Source: Hueiyen News Service
Imphal, April 24 2009:
Keeping behind the persisting threats on their life, Zemes from North-Cachar Hills taking refuge at Tousem area of Manipur casted their votes in their respective polling stations.
Elderly people taking refuge here left on Wednesday, a day head of polling in Assam to exercise their franchise leaving behind their children to the relief camps open for them at Tousem sub-division.
They are yet to return back till today, said Daniel, a resident of the Tousem when contacted by this correspondent.
About 100 children were left behind by the elders who convinced their children that they would come back after casting the vote.
70 of them are taking shelter at Tousem sub-divisional headquarters while 30 of them are at Mandeu villager.
They are likely to reach to their respective relief camps by late this evening, Daniel said as revealed by the children.
According to the children, their parents and guardians went to cast votes after the district authority of North Cachar Hills assured of their safety and security measures on their return to their original villages.
Following the killing of five Zeme villagers in the past couple of months by the Dimasa insurgent outfit DHD (J), ethnic tension have started brewing in the restive North Cachar Hills district in Assam.
Around 600 Zemes from various villages in the North Cachar Hill bordering with Tamenglong district of Manipur are taking shelter at various villages in the Tousem sub-division.
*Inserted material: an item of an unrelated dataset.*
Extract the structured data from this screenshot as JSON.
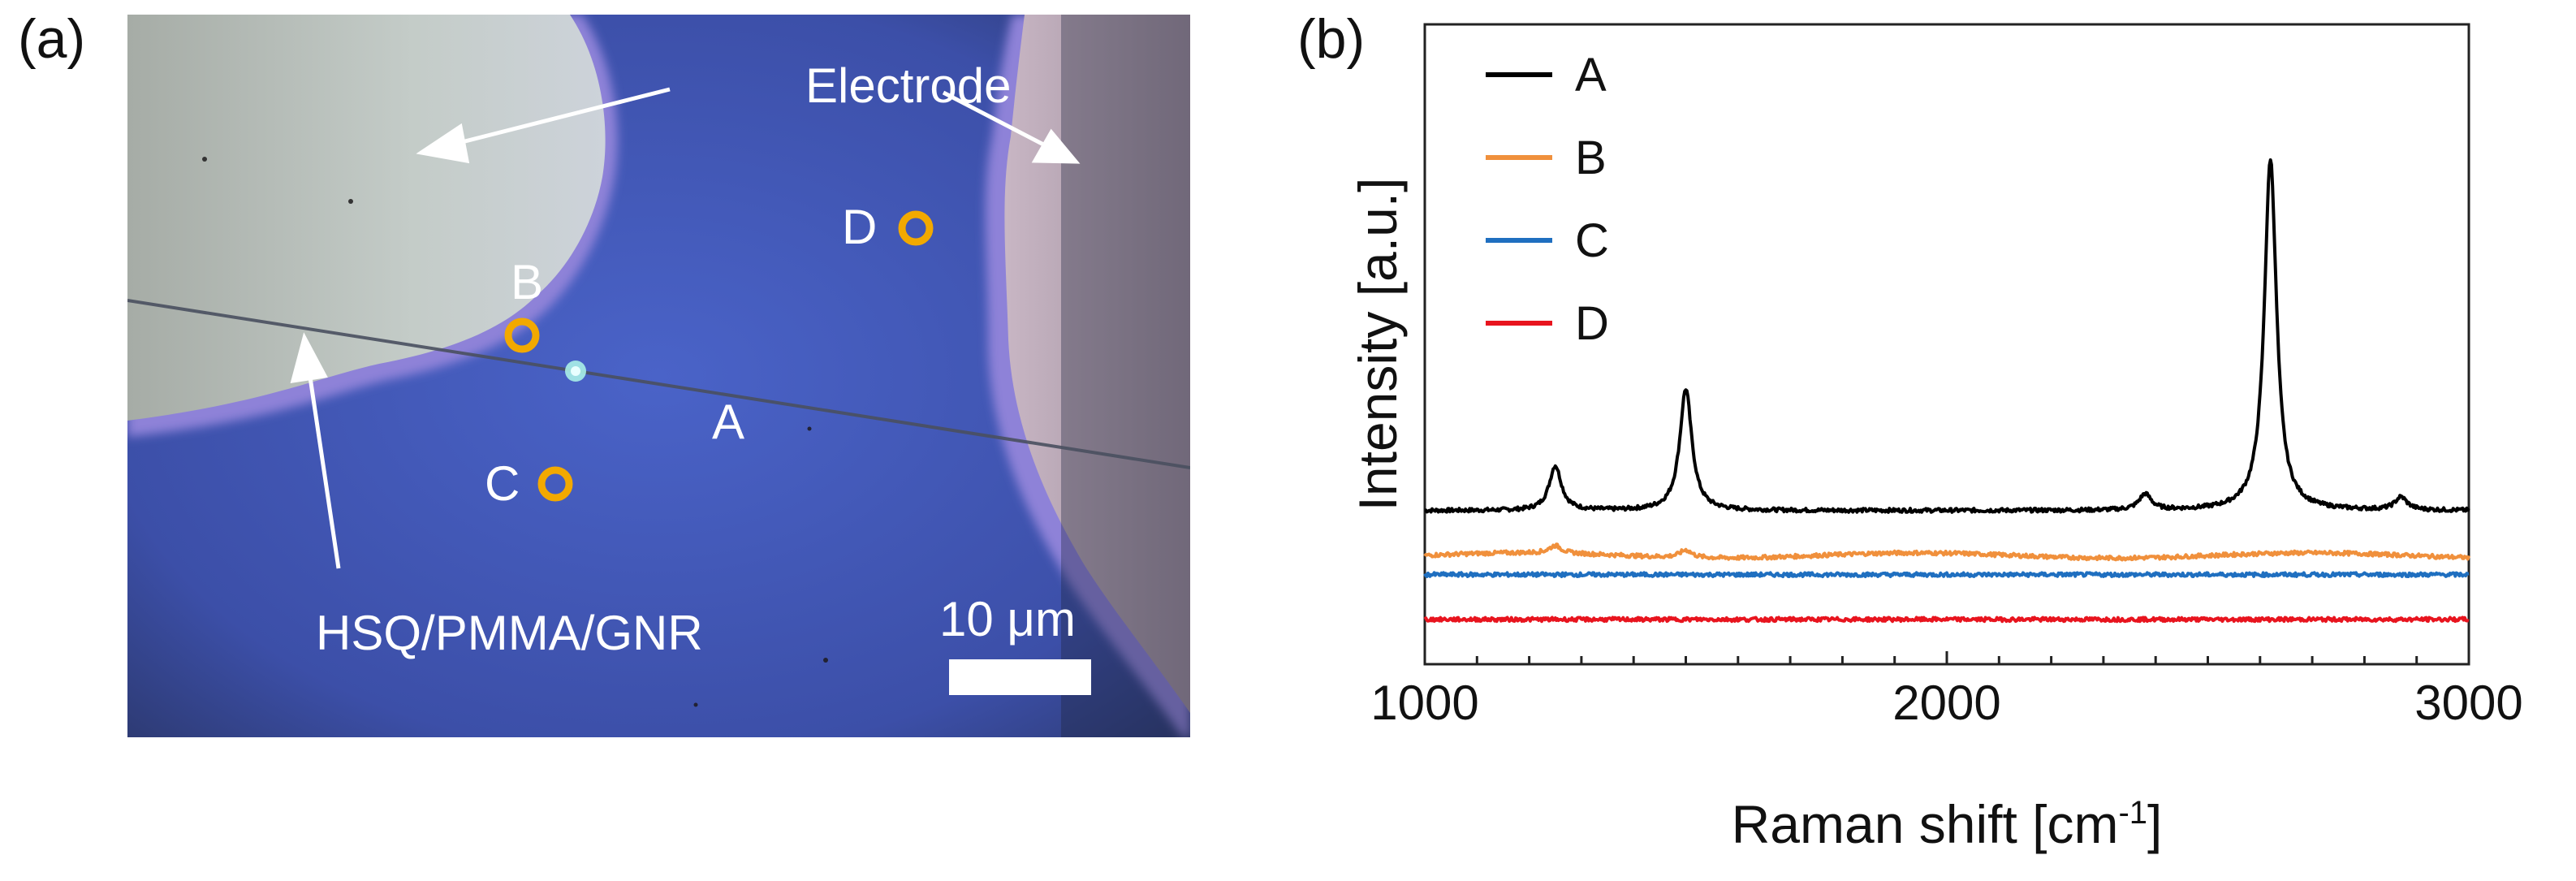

They are taking shelter at the relief camps opening at Mandue, Paklong, Pudum, nachukhong, Deikei etc.
The Zemes have recently decided to arm to defend themselves by setting up of barricades and bunkers along both sides of the roads leading to the villages.
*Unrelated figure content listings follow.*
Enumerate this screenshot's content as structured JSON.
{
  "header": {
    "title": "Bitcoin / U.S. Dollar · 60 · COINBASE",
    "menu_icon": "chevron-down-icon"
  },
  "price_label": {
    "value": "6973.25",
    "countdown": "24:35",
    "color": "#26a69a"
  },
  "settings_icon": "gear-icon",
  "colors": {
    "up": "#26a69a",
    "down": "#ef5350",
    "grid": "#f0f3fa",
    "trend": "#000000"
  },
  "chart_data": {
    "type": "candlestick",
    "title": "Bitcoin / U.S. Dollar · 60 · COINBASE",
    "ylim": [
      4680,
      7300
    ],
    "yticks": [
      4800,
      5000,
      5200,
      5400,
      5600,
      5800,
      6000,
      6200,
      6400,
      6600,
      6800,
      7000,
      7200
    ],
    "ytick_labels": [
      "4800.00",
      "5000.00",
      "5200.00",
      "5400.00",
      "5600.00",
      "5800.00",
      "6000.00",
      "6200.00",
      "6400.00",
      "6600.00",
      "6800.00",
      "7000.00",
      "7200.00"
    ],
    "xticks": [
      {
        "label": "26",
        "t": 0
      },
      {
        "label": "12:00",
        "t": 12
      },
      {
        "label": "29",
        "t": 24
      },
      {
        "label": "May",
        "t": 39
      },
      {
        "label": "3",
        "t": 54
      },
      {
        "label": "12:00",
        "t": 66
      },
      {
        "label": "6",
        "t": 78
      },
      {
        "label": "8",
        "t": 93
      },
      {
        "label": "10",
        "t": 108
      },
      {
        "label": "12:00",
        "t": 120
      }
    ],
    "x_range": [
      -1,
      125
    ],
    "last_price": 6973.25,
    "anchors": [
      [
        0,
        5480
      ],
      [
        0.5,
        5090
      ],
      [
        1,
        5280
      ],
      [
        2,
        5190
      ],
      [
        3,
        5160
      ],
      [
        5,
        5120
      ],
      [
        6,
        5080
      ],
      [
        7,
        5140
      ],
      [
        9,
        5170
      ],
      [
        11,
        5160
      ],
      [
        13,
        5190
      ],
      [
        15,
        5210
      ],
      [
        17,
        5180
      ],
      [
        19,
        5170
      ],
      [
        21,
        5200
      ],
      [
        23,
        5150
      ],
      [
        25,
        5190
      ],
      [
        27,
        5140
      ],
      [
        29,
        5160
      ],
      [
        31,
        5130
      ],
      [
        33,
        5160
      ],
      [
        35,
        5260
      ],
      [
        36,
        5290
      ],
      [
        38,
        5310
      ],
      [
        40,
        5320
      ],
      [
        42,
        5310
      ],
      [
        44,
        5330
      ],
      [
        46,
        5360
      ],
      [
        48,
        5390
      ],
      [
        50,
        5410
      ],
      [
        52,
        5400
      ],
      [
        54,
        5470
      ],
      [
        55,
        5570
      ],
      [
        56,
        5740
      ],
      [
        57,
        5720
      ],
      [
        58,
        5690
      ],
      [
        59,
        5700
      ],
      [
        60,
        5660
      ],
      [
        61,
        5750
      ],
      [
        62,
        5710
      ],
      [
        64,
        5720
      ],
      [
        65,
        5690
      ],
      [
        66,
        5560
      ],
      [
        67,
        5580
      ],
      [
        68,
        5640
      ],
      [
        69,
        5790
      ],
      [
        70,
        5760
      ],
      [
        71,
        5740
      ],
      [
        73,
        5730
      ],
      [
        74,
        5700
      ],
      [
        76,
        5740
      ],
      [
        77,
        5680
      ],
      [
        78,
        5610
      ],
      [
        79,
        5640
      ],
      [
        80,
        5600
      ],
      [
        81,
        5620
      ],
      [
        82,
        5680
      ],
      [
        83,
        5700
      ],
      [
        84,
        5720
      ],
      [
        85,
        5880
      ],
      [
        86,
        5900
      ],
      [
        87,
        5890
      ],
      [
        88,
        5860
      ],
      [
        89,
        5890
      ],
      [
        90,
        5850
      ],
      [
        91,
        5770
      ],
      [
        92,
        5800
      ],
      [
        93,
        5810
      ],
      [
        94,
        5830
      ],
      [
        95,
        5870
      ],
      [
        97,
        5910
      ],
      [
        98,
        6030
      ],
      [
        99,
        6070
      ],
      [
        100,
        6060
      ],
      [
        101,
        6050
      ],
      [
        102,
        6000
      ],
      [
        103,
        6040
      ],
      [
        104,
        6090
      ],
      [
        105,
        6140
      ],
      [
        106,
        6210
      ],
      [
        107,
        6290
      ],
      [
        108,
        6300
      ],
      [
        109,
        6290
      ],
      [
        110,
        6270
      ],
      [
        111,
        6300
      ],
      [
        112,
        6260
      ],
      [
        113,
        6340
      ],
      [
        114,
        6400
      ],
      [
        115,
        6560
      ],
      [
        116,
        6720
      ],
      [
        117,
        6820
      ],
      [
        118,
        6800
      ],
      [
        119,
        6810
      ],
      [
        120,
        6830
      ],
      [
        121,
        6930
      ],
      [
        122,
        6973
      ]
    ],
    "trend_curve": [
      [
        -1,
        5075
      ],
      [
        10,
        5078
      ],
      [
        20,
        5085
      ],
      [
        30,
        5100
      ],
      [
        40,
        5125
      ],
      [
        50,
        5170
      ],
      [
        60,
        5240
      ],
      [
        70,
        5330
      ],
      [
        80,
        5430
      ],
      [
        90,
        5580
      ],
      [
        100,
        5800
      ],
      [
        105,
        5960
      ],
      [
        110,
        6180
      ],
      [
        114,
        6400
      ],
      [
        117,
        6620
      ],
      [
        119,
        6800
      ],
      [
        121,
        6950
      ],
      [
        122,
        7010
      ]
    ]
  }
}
Armed volunteers are keeping twenty four-hour vigil in these posts at least twenty-odd Zeme villages along the Kohima-Lieke interstate road and Mahur-Halflong.
These villages have been fortified themselves with bamboo fences and stakes and other indigenous methods of defense.
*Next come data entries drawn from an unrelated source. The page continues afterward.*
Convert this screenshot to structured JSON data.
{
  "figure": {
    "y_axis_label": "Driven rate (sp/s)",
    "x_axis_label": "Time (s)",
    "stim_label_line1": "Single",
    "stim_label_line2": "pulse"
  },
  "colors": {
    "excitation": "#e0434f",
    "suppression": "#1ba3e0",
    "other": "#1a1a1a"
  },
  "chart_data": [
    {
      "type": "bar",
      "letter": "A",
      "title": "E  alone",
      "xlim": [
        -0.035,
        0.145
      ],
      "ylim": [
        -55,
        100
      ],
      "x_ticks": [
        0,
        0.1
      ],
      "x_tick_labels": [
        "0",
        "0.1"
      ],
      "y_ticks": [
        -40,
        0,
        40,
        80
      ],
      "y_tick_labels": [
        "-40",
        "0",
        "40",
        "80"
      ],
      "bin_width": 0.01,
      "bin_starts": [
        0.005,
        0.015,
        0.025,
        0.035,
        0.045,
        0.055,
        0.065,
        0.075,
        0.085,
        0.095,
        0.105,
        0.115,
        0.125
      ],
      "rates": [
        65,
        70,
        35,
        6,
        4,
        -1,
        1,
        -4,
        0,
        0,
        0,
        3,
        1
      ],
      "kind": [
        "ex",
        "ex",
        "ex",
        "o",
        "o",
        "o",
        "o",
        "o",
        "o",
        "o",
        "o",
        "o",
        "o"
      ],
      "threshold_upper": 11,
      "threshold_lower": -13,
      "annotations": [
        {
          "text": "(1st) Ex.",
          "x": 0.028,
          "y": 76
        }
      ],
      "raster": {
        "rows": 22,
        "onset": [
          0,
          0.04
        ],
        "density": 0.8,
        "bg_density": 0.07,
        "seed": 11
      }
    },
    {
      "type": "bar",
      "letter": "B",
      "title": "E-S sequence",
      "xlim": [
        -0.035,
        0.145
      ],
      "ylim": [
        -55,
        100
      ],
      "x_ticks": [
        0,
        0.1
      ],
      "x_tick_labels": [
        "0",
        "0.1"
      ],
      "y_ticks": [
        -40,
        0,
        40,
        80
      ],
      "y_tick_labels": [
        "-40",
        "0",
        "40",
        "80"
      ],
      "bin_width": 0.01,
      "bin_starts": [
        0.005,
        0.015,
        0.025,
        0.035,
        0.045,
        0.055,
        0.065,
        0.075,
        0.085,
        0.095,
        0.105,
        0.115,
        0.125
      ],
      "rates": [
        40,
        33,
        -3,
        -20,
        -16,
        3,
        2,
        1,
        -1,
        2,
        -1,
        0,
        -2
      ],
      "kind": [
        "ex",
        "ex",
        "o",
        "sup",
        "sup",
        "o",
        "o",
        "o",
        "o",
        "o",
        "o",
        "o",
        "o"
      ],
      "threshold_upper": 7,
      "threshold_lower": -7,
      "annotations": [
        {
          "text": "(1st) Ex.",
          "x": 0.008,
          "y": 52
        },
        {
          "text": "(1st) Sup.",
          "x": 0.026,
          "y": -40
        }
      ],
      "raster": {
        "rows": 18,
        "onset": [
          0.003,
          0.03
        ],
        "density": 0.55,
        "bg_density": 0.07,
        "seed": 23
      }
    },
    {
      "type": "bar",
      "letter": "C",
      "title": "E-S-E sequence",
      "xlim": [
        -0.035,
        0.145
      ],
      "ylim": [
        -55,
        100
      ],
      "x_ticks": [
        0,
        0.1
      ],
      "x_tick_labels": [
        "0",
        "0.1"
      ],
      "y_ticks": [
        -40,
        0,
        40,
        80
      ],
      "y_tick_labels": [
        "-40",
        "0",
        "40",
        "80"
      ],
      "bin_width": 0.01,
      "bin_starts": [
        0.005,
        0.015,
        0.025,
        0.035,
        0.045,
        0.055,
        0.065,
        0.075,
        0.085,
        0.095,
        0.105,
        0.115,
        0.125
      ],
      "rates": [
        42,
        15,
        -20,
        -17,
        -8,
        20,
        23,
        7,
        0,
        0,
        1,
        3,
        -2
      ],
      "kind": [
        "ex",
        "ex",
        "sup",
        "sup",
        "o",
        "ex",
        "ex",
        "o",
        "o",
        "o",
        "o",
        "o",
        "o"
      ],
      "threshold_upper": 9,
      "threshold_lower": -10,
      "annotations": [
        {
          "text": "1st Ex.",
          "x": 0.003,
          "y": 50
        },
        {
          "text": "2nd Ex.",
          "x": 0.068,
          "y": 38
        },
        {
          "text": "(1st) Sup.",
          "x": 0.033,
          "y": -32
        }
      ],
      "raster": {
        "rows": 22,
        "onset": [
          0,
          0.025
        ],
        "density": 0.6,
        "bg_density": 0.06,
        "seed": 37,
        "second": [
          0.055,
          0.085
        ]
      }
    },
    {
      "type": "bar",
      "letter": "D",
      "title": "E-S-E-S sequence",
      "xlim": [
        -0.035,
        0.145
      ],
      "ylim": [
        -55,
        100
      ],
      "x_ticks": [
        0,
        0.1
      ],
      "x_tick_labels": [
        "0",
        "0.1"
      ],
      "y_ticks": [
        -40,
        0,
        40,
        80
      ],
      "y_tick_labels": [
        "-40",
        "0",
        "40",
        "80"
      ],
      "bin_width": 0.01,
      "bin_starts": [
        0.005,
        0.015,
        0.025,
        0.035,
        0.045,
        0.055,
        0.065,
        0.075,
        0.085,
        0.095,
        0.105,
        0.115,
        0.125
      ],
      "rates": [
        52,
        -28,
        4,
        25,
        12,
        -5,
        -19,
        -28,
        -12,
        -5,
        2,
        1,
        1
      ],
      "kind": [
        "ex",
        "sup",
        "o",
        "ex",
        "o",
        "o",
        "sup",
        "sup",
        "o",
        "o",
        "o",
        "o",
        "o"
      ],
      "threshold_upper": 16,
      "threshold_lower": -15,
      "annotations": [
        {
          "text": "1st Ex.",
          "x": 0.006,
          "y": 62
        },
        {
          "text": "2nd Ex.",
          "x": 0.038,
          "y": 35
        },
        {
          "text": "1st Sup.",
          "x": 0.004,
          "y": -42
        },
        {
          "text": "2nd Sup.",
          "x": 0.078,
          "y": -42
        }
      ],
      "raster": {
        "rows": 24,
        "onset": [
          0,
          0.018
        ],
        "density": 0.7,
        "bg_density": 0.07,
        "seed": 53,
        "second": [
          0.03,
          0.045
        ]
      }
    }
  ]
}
But those villagers taking refuge at Tousem area in Manipur are feeling fear and expressing unwilling to return to their villages citing that they don't want to back till government takes up full-proof security measures.
Dimasas' rebel group started killing innocent Zemeis since three months back allegedly opposing to their demand for homeland for the Dimasa people threatening the Zemei community of NC Hills, Assam to leave their place claiming that the land they inhabit does not belong to them.
Since then, Zemes started fleeing.
The Zemeis, it may be mentioned, have reportedly registered strong opposition over the move of the Dimasas to retain 80 percent of jobs in the region and the stir to regulate the Inner Line Permit system to non-Dimasa tribals of the region.
These had prompted the DHD to turn their guns against the Zemeis.